Over the past 15 yr, biologic agent therapy has become an important modality in a few childhood cancers (see Fig. 488-3). This type of treatment generally refers to immunotherapy, biologic response modifiers, or endogenously occurring molecules that have therapeutic effects in supraphysiologic doses. Examples are retinoic acid therapy in acute promyelocytic leukemia, monoclonal antibody therapy for neuroblastoma and certain non-Hodgkin lymphomas, imatinib mesylate for chronic myelogenous and Philadelphia chromosome–positive leukemias, and radioactive metaiodobenzylguanidine therapy for neuroblastoma.

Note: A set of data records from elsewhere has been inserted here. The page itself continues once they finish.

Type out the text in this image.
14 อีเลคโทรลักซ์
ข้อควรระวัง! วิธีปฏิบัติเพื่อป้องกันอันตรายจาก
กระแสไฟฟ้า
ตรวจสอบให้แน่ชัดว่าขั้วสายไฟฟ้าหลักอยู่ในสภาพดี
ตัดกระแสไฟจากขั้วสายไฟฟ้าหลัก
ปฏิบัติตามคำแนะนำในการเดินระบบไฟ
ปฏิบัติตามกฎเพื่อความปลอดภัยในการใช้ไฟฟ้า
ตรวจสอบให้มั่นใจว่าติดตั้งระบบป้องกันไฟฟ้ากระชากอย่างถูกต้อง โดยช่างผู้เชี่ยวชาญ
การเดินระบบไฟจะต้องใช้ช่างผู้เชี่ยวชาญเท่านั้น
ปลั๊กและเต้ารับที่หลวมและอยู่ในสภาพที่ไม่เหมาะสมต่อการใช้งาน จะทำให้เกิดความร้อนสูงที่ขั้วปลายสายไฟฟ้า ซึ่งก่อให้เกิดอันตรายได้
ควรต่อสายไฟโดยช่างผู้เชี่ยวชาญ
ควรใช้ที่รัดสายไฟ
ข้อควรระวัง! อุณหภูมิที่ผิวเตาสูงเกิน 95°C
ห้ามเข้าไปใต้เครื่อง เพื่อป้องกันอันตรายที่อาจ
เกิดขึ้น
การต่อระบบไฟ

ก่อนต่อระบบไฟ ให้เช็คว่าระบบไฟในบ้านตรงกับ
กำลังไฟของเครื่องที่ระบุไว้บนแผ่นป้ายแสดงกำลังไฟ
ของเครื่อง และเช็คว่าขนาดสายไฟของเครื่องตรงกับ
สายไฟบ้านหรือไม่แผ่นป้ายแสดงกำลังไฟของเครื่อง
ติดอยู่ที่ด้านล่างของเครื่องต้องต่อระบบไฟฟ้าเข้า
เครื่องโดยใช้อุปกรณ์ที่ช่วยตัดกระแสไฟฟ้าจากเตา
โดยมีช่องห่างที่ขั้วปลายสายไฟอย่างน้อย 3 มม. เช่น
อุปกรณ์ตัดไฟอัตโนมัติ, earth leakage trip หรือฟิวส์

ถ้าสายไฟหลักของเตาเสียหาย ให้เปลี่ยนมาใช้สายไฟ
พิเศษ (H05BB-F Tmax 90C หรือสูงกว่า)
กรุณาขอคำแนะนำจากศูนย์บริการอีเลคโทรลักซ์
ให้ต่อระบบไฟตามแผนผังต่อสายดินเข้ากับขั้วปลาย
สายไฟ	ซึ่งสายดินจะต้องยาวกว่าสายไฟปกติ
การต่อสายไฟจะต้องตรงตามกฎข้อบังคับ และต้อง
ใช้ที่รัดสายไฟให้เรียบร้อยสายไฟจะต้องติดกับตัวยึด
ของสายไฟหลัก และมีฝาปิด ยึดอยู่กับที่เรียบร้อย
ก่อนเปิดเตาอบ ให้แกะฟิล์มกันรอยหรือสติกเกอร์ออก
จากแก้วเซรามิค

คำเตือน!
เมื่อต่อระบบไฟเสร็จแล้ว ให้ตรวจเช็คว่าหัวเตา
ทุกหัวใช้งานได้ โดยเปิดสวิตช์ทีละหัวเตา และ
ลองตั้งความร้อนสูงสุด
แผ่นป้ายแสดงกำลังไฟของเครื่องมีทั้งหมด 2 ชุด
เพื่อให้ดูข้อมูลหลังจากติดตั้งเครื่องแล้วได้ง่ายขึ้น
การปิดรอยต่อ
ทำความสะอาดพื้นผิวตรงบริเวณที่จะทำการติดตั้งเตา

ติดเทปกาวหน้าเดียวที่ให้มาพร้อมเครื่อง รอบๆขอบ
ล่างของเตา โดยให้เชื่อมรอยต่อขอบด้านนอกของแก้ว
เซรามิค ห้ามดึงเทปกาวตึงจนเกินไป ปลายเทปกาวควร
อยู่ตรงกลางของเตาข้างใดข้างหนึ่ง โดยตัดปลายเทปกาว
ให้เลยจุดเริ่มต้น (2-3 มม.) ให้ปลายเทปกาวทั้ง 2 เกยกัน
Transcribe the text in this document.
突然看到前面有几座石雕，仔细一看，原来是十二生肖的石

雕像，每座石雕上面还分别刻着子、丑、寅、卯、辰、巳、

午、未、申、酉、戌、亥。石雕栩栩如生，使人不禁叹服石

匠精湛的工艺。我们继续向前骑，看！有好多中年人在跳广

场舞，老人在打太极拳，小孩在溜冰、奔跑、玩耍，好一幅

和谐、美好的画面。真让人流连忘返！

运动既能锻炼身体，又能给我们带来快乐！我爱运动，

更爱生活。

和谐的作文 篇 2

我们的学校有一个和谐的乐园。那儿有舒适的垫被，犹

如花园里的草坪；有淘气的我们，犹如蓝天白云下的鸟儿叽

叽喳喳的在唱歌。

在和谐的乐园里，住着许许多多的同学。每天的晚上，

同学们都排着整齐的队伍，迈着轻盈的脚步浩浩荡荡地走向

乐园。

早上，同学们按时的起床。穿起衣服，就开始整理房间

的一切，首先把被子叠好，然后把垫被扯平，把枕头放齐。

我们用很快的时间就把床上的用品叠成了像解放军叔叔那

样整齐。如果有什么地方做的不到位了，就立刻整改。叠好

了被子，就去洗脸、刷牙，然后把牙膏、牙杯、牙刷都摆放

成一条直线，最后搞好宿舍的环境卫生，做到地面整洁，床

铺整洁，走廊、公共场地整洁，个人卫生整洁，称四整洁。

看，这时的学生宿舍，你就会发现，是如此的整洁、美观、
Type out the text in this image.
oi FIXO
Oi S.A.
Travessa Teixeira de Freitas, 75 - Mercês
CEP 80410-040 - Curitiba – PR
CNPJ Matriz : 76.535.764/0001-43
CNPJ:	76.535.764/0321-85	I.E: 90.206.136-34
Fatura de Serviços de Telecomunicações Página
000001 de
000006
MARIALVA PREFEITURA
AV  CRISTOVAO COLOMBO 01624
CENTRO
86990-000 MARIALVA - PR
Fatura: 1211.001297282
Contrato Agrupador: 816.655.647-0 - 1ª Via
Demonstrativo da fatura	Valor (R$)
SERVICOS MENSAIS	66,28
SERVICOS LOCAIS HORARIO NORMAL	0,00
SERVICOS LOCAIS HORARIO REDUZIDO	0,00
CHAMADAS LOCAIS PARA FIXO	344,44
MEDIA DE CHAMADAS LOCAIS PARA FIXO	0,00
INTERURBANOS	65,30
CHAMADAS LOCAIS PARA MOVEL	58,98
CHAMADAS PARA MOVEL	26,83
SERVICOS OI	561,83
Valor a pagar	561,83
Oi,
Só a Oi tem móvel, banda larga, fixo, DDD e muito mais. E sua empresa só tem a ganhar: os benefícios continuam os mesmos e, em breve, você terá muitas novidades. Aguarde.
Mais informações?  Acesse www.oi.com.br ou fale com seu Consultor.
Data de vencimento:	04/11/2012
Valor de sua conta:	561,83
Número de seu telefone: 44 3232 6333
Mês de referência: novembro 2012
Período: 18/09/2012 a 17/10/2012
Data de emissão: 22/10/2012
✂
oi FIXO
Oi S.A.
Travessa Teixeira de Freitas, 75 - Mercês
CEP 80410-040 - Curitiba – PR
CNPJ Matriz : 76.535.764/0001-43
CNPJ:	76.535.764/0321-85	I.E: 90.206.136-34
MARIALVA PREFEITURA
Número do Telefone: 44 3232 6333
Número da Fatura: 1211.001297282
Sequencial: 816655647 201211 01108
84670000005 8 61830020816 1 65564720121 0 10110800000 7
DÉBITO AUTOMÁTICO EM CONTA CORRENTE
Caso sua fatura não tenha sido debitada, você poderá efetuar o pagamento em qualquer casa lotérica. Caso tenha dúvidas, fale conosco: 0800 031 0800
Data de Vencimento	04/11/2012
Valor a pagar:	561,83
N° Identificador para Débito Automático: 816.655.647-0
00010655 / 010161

Development of selective, highly effective therapy for cancer in both children and adults had been hindered by a lack of understanding of the molecular mechanisms that underlie malignant transformation. De novo or acquired resistance to chemotherapy and radiation therapy remains an obstacle to cure. Ongoing discoveries of molecular and cellular mechanisms that explain the cancer process have led to increasingly specific antineoplastic therapies, generally referred to as molecularly targeted therapies. Their most prominent feature is a relative lack of normal tissue toxicity, such that the additional therapeutic benefit occurs with minimum additional toxicity. Many of the new biologic agent therapies, such as imatinib and rituximab, fall into this category (Table 488-1). Complementary and alternative remedies are increasingly being provided by parents to their children with cancer, with or without knowledge of the medical professionals entrusted with the child’s care (Chapter 59). Many of these have not been evaluated by rigorous testing and most are ineffective; some are toxic or interfere with the metabolism of other drugs. Although dramatic advances in the discipline have reduced the empiricism of therapy for cancer, much remains to be discovered.
AGENT | KINASE | MALIGNANCY |
---|---|---|
Imatinib | BCR-ABL | CML Philadelphia chromosome positive ALL |
PDGFRα | Hypereosinophilic syndrome Systemic mastocytosis | |
PDGFRβ | CMML | |
cKIT | Systemic mastocytosis Gastrointestinal stromal tumor | |
Dasatinib | BCR-ABL | CML Philadelphia chromosome-positive ALL |
Nilotinib | BCR-ABL | CML Philadelphia chromosome-positive ALL |
Gefitinib | EGFR | Non–small cell lung cancer |
Erlotinib | EGFR | Non–small cell lung cancer |
Trastuzumab | ERBB2/HER-2 | Breast cancer |
Cetuximab | EGFR | Non–small cell lung cancer Squamous cell cancer of head/neck |
Bevacizumab | VEGFR-1, -2 | Non–small cell lung cancer Breast cancer Renal cell carcinoma Colorectal cancer Glioblastoma |
ALL, acute lymphoblastic leukemia; CML, chronic myelogenous leukemia; CMML, chronic mono myelogenous leukemia.